Krankenstände halbieren


Viele Krankmeldungen: oft ist das Betriebsklima schuld

Wenn die Zahl der Krankmeldungen in einem Unternehmen ansteigt, kann das auch am schlechten Führungsstil liegen. Viele große Firmen und Einrichtungen setzen deshalb auf Vorgesetztenschulung statt auf Machtdemonstration, wie eine Umfrage der Hannoverschen Allgemeinen Zeitung (HAZ) unter einigen willkürlich ausgewählten hannoverschen Großbetrieben und Behörden zeigt.

Die Firma Siemens ist ein Beispiel dafür. In einer Abteilung, in der die Quote der Fehlzeiten überdurchschnittlich angestiegen war, habe man die Abteilungsleitung "durch eine Institution darüber aufklären lassen", dass das auch an schlechtem Klima oder Unzufriedenheit liegen könne, sagt Personalfachberater Karl Hausmann. "Und es hat Erfolg gehabt." Für die 3800 Mitarbeiter hat das Unternehmen eine Sozialberaterin angestellt, die sich um Probleme kümmert.
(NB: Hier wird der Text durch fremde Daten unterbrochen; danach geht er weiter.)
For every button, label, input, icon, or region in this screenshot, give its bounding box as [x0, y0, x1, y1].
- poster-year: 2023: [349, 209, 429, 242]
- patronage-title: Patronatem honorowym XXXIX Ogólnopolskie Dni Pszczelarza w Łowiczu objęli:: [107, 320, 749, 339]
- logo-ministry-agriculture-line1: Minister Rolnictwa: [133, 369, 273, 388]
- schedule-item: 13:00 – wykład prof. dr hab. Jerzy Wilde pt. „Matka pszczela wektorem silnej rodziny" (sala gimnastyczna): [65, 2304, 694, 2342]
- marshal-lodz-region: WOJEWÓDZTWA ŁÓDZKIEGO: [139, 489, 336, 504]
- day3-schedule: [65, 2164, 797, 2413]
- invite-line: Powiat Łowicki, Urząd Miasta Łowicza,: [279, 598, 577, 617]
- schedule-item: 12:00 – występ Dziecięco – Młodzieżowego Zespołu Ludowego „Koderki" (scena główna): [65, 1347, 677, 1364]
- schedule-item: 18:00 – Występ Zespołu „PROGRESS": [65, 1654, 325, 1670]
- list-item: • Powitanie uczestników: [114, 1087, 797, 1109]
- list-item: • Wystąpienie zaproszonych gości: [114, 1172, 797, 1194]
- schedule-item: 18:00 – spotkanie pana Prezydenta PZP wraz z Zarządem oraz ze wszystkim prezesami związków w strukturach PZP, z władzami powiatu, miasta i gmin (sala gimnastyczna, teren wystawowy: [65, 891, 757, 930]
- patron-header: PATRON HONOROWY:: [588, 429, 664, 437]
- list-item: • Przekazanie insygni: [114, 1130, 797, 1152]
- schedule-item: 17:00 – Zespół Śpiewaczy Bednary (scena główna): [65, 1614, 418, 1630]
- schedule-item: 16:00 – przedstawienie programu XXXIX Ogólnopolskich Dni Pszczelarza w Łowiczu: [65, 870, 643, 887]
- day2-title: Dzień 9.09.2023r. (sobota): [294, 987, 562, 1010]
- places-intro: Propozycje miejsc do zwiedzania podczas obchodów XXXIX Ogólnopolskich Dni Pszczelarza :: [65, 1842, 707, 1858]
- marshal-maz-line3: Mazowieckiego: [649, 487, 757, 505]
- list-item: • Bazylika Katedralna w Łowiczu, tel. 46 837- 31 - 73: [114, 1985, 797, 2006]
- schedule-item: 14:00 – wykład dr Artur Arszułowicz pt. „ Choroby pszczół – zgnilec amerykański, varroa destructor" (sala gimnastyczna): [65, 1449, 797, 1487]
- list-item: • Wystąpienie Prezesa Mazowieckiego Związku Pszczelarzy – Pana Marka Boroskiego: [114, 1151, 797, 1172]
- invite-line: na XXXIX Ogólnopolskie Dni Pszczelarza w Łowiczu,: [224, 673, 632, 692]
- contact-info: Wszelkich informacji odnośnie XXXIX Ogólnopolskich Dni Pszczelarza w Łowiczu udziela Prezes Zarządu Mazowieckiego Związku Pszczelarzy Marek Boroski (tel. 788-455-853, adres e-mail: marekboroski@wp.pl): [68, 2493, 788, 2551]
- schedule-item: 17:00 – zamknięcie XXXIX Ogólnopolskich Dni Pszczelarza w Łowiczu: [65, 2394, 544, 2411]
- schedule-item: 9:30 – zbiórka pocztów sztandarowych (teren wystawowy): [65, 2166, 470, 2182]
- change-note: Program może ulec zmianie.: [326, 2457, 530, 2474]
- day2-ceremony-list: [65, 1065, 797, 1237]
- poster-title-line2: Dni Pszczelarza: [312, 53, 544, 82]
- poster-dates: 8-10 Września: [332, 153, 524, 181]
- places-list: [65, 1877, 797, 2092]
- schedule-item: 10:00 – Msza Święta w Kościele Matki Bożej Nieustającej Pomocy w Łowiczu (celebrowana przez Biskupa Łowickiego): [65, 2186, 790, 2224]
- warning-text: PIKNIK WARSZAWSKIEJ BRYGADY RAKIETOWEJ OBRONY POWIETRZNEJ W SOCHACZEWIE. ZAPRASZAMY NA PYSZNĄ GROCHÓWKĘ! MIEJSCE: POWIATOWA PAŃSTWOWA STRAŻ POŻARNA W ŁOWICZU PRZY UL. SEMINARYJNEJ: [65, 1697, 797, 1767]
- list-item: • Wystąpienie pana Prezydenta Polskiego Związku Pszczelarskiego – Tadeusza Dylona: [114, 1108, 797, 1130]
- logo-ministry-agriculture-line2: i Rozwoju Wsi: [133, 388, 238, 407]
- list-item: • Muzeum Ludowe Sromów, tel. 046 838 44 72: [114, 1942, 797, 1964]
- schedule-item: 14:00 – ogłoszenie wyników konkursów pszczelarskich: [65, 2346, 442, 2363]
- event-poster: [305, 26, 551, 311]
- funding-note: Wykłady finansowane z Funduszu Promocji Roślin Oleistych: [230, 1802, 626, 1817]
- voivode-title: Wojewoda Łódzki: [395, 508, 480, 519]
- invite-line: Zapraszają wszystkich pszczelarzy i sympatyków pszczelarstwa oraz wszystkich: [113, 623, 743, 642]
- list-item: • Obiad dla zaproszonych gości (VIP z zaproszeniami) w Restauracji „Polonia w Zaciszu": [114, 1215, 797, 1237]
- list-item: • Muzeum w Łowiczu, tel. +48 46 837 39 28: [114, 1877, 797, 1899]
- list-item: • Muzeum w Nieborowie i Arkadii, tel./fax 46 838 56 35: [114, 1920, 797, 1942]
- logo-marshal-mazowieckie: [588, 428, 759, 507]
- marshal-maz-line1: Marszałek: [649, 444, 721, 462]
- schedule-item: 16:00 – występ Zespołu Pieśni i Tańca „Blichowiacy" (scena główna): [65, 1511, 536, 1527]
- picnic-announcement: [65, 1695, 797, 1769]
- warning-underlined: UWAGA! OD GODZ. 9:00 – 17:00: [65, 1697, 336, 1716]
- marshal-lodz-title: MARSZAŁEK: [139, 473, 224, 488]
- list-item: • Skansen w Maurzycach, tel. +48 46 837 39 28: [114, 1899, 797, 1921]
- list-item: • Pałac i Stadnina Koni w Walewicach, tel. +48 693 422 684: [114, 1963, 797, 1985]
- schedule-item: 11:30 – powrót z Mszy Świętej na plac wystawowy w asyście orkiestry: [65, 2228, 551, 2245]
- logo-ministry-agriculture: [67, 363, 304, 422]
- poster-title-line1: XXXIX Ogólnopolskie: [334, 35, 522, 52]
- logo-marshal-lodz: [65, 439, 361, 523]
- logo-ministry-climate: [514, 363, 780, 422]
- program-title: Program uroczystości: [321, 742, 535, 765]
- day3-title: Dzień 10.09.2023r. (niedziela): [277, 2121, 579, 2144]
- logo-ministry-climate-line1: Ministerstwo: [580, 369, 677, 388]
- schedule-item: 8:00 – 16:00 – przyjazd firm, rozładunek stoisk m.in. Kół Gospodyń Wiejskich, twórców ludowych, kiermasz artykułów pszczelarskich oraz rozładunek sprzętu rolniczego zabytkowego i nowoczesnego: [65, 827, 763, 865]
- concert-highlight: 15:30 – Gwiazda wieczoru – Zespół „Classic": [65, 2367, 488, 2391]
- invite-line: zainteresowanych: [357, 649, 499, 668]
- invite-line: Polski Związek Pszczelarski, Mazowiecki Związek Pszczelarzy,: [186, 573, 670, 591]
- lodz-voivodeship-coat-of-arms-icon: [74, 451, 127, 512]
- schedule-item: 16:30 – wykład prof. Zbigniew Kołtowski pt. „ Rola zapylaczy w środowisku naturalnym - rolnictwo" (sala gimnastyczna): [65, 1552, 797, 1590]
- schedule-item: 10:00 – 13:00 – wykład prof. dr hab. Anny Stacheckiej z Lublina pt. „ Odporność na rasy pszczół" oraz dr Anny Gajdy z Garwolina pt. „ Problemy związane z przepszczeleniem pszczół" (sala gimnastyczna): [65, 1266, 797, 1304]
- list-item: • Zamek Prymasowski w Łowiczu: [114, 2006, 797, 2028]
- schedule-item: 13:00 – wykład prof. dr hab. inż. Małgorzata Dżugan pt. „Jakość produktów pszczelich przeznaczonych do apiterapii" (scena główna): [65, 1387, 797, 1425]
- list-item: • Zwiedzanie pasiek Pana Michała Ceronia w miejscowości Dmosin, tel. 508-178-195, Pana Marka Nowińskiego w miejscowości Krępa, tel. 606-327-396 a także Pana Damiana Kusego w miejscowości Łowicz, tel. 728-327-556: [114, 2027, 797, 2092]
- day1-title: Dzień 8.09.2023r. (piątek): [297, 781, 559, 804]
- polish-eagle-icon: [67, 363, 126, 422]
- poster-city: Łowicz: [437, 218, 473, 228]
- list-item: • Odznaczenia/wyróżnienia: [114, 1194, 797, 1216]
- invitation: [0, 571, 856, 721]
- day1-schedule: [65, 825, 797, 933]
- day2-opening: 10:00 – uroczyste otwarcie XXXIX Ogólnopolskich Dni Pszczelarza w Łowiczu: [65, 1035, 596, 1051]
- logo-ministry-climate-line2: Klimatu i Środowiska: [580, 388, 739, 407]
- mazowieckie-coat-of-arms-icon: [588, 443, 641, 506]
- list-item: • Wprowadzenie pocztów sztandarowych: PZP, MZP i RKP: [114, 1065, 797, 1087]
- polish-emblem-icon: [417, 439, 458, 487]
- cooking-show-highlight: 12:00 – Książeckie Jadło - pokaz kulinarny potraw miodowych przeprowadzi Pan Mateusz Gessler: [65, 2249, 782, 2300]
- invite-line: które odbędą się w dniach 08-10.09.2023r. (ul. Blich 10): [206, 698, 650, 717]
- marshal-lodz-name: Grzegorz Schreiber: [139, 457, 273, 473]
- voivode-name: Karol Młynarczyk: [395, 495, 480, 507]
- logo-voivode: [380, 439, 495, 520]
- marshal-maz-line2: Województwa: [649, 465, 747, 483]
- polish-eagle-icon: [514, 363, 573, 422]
Insgesamt liege der Krankenstand in der Niederlassung Hannover aber unter dem Durchschnitt des Gesamtkonzerns von rund drei Prozent. Ein großer Teil davon seien kurzzeitige Krankmeldungen, Montag und Freitag oft inbegriffen. Das scheint auch bei Behörden nicht anders zu sein. Im Sozialministerium hätten im vergangenen Jahr rund die Hälfte der 310 Beschäftigten ein bis fünf Tage gefehlt, berichtet der stellvertretende Personalreferent Manfred Roloff. Rund 15 Prozent seien überhaupt nicht krank gewesen.

Dass Krankmeldungen oft innerbetriebliche Ursachen haben, hat bereits eine Untersuchung von Arbeitswissenschaftlern 1994 an der MHH gezeigt. Dort hatte es eine hohe Zahl von Krankmeldungen im Bereich Krankentransport, Küche und Wäscherei gegeben. Ergebnis der Studie: Nicht nur die schwere körperliche Arbeit war Schuld, auch das Führungsverhalten. Das Thema Führung bekomme auch in der Fortbildung zunehmend Gewicht, sagt MHH-Verwaltungsleiter Günther Henkenberens. "Der Mitarbeiter muss das Gefühl haben, dass er gebraucht und geschätzt wird."

Die Zahl der Krankmeldungen sei aber auch konjunkturabhängig, sagt Uwe Melching, Personalleiter für die gewerblichen Mitarbeiter beim Bremsenhersteller Wabco. "Wenn die Arbeitsplätze nicht mehr so sicher sind, melden sich die Beschäftigten seltener krank, als in guten Zeiten." Viele hätten Angst, ihren Arbeitsplatz zu verlieren, wenn sie häufig fehlten. Das Unternehmen mit knapp 1000 Mitarbeitern hat einen Krankenstand von 4,6 Prozent. Im vergangenen Jahr waren es noch 5,5 Prozent.